For covered securities, brokers are required to report:

  • Proceeds — The gross amount received from the sale
  • Cost basis — What you originally paid for the security
  • Date acquired and date sold — To determine short-term vs. long-term gains
  • Wash sale loss disallowed — If both the sale and repurchase of the same security occur within the same account within 30 days, the loss disallowed must be reported

What is Form 1099-DA?

Form 1099-DA is the IRS’s new reporting form built exclusively for digital asset transactions. A broker—defined as any person who, in the ordinary course of trade or business, stands ready to effect sales of digital assets on behalf of others—is required to file this form. 

For each sale, brokers are required to report:

  • Name and code of the digital asset sold
  • Number of units sold
  • Date sold and proceeds received
  • Cost basis and date acquired—though this is being phased in

On the phase-in, it’s worth noting:

  • 2025 transactions — Brokers must report gross proceeds but are not required to report basis information. 
  • 2026 onwards — For covered securities, brokers must also report the cost basis, the date acquired, and the gain or loss.

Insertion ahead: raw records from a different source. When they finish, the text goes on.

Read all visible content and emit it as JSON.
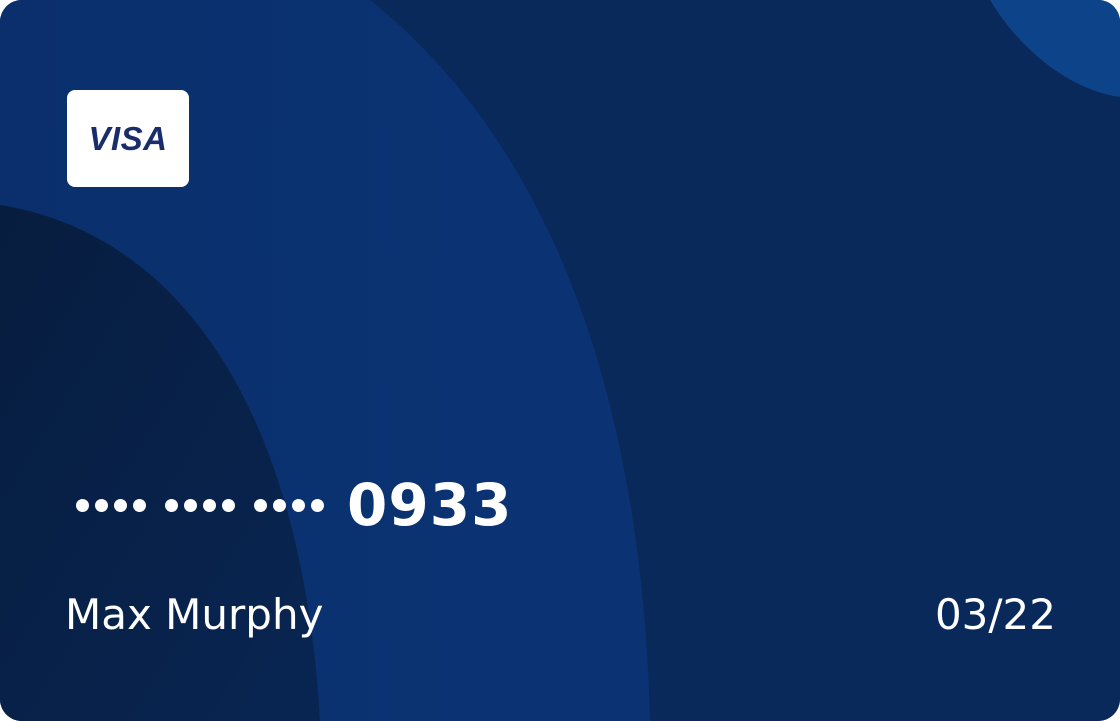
{
  "card": {
    "brand": "VISA",
    "masked_groups": [
      "••••",
      "••••",
      "••••"
    ],
    "last_four": "0933",
    "holder_name": "Max Murphy",
    "expiry": "03/22"
  },
  "colors": {
    "card_base": "#0a3070",
    "card_dark_arc": "#061f45",
    "card_light_arc": "#0d3f80",
    "brand_text": "#1a2d6b",
    "text": "#ffffff"
  }
}
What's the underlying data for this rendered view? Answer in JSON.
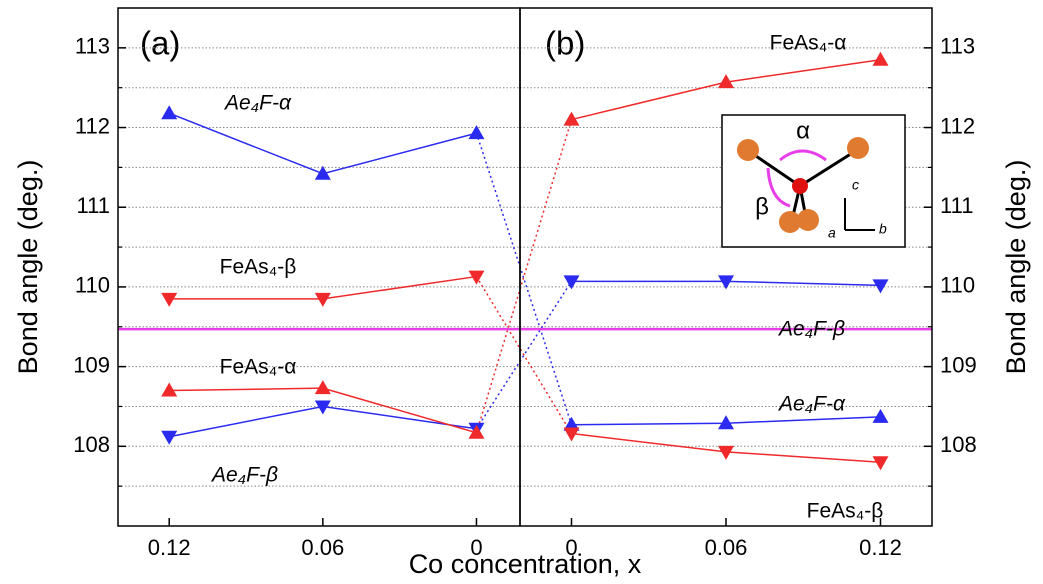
{
  "chart_data": [
    {
      "type": "line",
      "panel_label": "(a)",
      "ylabel": "Bond angle (deg.)",
      "x": [
        0.12,
        0.06,
        0
      ],
      "xlim": [
        0.14,
        -0.017
      ],
      "xticks": [
        0.12,
        0.06,
        0
      ],
      "ylim": [
        107,
        113.5
      ],
      "yticks": [
        108,
        109,
        110,
        111,
        112,
        113
      ],
      "minor_yticks": [
        107.5,
        108.5,
        109.5,
        110.5,
        111.5,
        112.5
      ],
      "grid": true,
      "reference_line": 109.47,
      "reference_color": "#e83ee8",
      "series": [
        {
          "name": "Ae₄F-α",
          "color": "#2a2af0",
          "marker": "up",
          "values": [
            112.18,
            111.42,
            111.93
          ]
        },
        {
          "name": "Ae₄F-β",
          "color": "#2a2af0",
          "marker": "down",
          "values": [
            108.12,
            108.5,
            108.22
          ]
        },
        {
          "name": "FeAs₄-α",
          "color": "#f02a2a",
          "marker": "up",
          "values": [
            108.7,
            108.73,
            108.17
          ]
        },
        {
          "name": "FeAs₄-β",
          "color": "#f02a2a",
          "marker": "down",
          "values": [
            109.85,
            109.85,
            110.13
          ]
        }
      ]
    },
    {
      "type": "line",
      "panel_label": "(b)",
      "ylabel": "Bond angle (deg.)",
      "x": [
        0,
        0.06,
        0.12
      ],
      "xlim": [
        -0.02,
        0.14
      ],
      "xticks": [
        0,
        0.06,
        0.12
      ],
      "ylim": [
        107,
        113.5
      ],
      "yticks": [
        108,
        109,
        110,
        111,
        112,
        113
      ],
      "minor_yticks": [
        107.5,
        108.5,
        109.5,
        110.5,
        111.5,
        112.5
      ],
      "grid": true,
      "reference_line": 109.47,
      "reference_color": "#e83ee8",
      "inset_labels": [
        "α",
        "β",
        "c",
        "a",
        "b"
      ],
      "series": [
        {
          "name": "Ae₄F-α",
          "color": "#2a2af0",
          "marker": "up",
          "values": [
            108.27,
            108.29,
            108.37
          ]
        },
        {
          "name": "Ae₄F-β",
          "color": "#2a2af0",
          "marker": "down",
          "values": [
            110.07,
            110.07,
            110.02
          ]
        },
        {
          "name": "FeAs₄-α",
          "color": "#f02a2a",
          "marker": "up",
          "values": [
            112.1,
            112.57,
            112.85
          ]
        },
        {
          "name": "FeAs₄-β",
          "color": "#f02a2a",
          "marker": "down",
          "values": [
            108.16,
            107.93,
            107.8
          ]
        }
      ]
    }
  ],
  "xlabel": "Co concentration, x"
}
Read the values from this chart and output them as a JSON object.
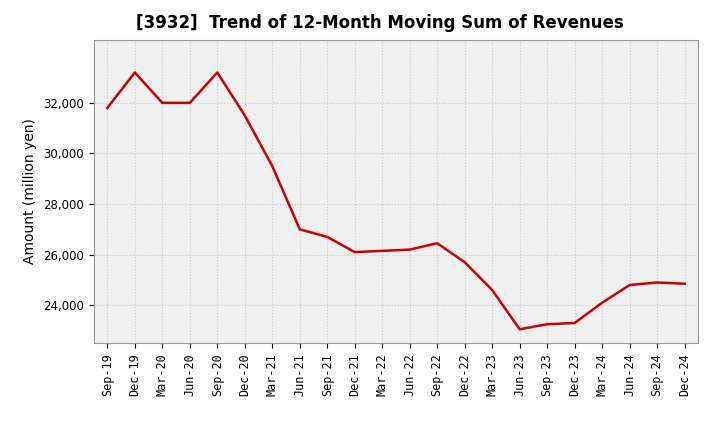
{
  "title": "[3932]  Trend of 12-Month Moving Sum of Revenues",
  "ylabel": "Amount (million yen)",
  "x_labels": [
    "Sep-19",
    "Dec-19",
    "Mar-20",
    "Jun-20",
    "Sep-20",
    "Dec-20",
    "Mar-21",
    "Jun-21",
    "Sep-21",
    "Dec-21",
    "Mar-22",
    "Jun-22",
    "Sep-22",
    "Dec-22",
    "Mar-23",
    "Jun-23",
    "Sep-23",
    "Dec-23",
    "Mar-24",
    "Jun-24",
    "Sep-24",
    "Dec-24"
  ],
  "values": [
    31800,
    33200,
    32000,
    32000,
    33200,
    31500,
    29500,
    27000,
    26700,
    26100,
    26150,
    26200,
    26450,
    25700,
    24600,
    23050,
    23250,
    23300,
    24100,
    24800,
    24900,
    24850
  ],
  "line_color": "#cc0000",
  "line_width": 1.8,
  "background_color": "#ffffff",
  "plot_bg_color": "#f0f0f0",
  "grid_color": "#cccccc",
  "grid_style": ":",
  "ylim_min": 22500,
  "ylim_max": 34500,
  "yticks": [
    24000,
    26000,
    28000,
    30000,
    32000
  ],
  "title_fontsize": 12,
  "title_fontweight": "bold",
  "axis_label_fontsize": 10,
  "tick_fontsize": 8.5
}
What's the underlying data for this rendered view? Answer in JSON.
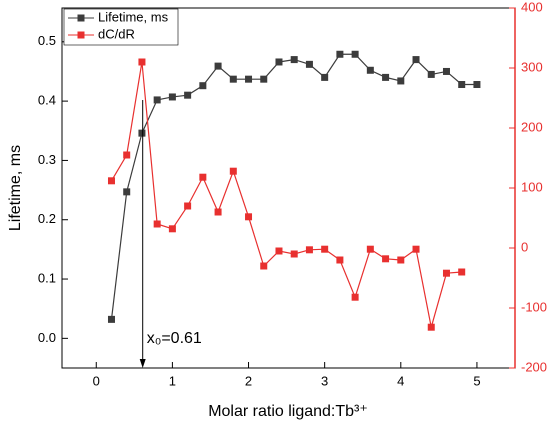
{
  "chart_data": {
    "type": "line",
    "xlabel": "Molar ratio ligand:Tb³⁺",
    "ylabel": "Lifetime, ms",
    "x": [
      0.2,
      0.4,
      0.6,
      0.8,
      1.0,
      1.2,
      1.4,
      1.6,
      1.8,
      2.0,
      2.2,
      2.4,
      2.6,
      2.8,
      3.0,
      3.2,
      3.4,
      3.6,
      3.8,
      4.0,
      4.2,
      4.4,
      4.6,
      4.8,
      5.0
    ],
    "series": [
      {
        "name": "Lifetime, ms",
        "color": "#3c3c3c",
        "values": [
          0.032,
          0.247,
          0.346,
          0.402,
          0.407,
          0.41,
          0.426,
          0.459,
          0.437,
          0.437,
          0.437,
          0.466,
          0.47,
          0.462,
          0.44,
          0.479,
          0.479,
          0.452,
          0.44,
          0.434,
          0.47,
          0.445,
          0.45,
          0.428,
          0.428
        ]
      },
      {
        "name": "dC/dR",
        "color": "#e8302f",
        "axis": "y2",
        "values": [
          112,
          155,
          310,
          40,
          32,
          70,
          118,
          60,
          128,
          52,
          -30,
          -5,
          -10,
          -3,
          -2,
          -20,
          -82,
          -2,
          -18,
          -20,
          -2,
          -132,
          -42,
          -40,
          null
        ]
      }
    ],
    "xlim": [
      -0.45,
      5.5
    ],
    "xticks": [
      0,
      1,
      2,
      3,
      4,
      5
    ],
    "ylim": [
      -0.05,
      0.557
    ],
    "yticks": [
      {
        "value": 0,
        "label": "0.0"
      },
      0.1,
      0.2,
      0.3,
      0.4,
      0.5
    ],
    "y2lim": [
      -200,
      400
    ],
    "y2ticks": [
      -200,
      -100,
      0,
      100,
      200,
      300,
      400
    ],
    "legend": "upper-left",
    "annotation": {
      "text": "x₀=0.61",
      "x": 0.61
    }
  }
}
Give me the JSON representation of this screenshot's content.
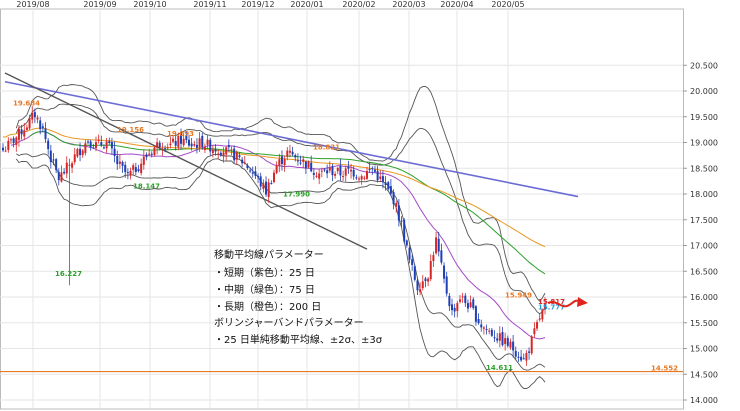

1099-DA vs. 1099-B: How the two forms actually differ 

CategoryForm 1099-BForm 1099-DA
Asset TypeCovers stocks, bonds, commodities, and securities.Built for digital assets such as cryptocurrencies, NFTs, and stablecoins.
Issued ByIssued by traditional brokers.Issued by digital asset brokers.
Cost Basis ReportingHas established mandatory cost basis reporting for covered securities.Cost basis reporting is being phased in. Brokers are required to report basis information beginning in 2026.
Wash Sale RulesLosses disallowed under the wash sale rule must be reported for covered securities.Wash sale reporting applies only to tokenized securities, not regular crypto.
Self-Custody & StakingDoes not have an equivalent concept.Rewards and staking payments are not reported on Form 1099-DA, and self-custody wallet transactions are not covered.

What this means for you as a taxpayer

How 1099-DA affects you depends on how you hold and trade crypto:

If you only use centralized exchanges

  • Expect to receive Form 1099-DA starting in 2026 for your 2025 transactions 
  • Basis reporting may not be complete until 2026, so don’t rely solely on the form this year

If you use self-custody wallets or DeFi platforms

  • 1099-DA does not capture these transactions 
  • You are still fully responsible for tracking and reporting them yourself

If you earn staking rewards

  • These rewards do not appear on 1099-DA at all 
  • You must track and report separately

If you hold both stocks and crypto

  • You may receive both 1099-B and 1099-DA 
  • Make sure you’re not double-counting transactions that may appear on both forms

Final thoughts 

Form 1099-DA is a major step toward bringing crypto tax reporting closer to traditional stock reporting, but taxpayers still need to maintain accurate records and carefully track transactions.

As digital asset reporting rules continue to evolve, solutions like TaxBandits help businesses and tax professionals simplify IRS reporting through secure, streamlined e-filing.

Staying informed now can help reduce surprises during tax season.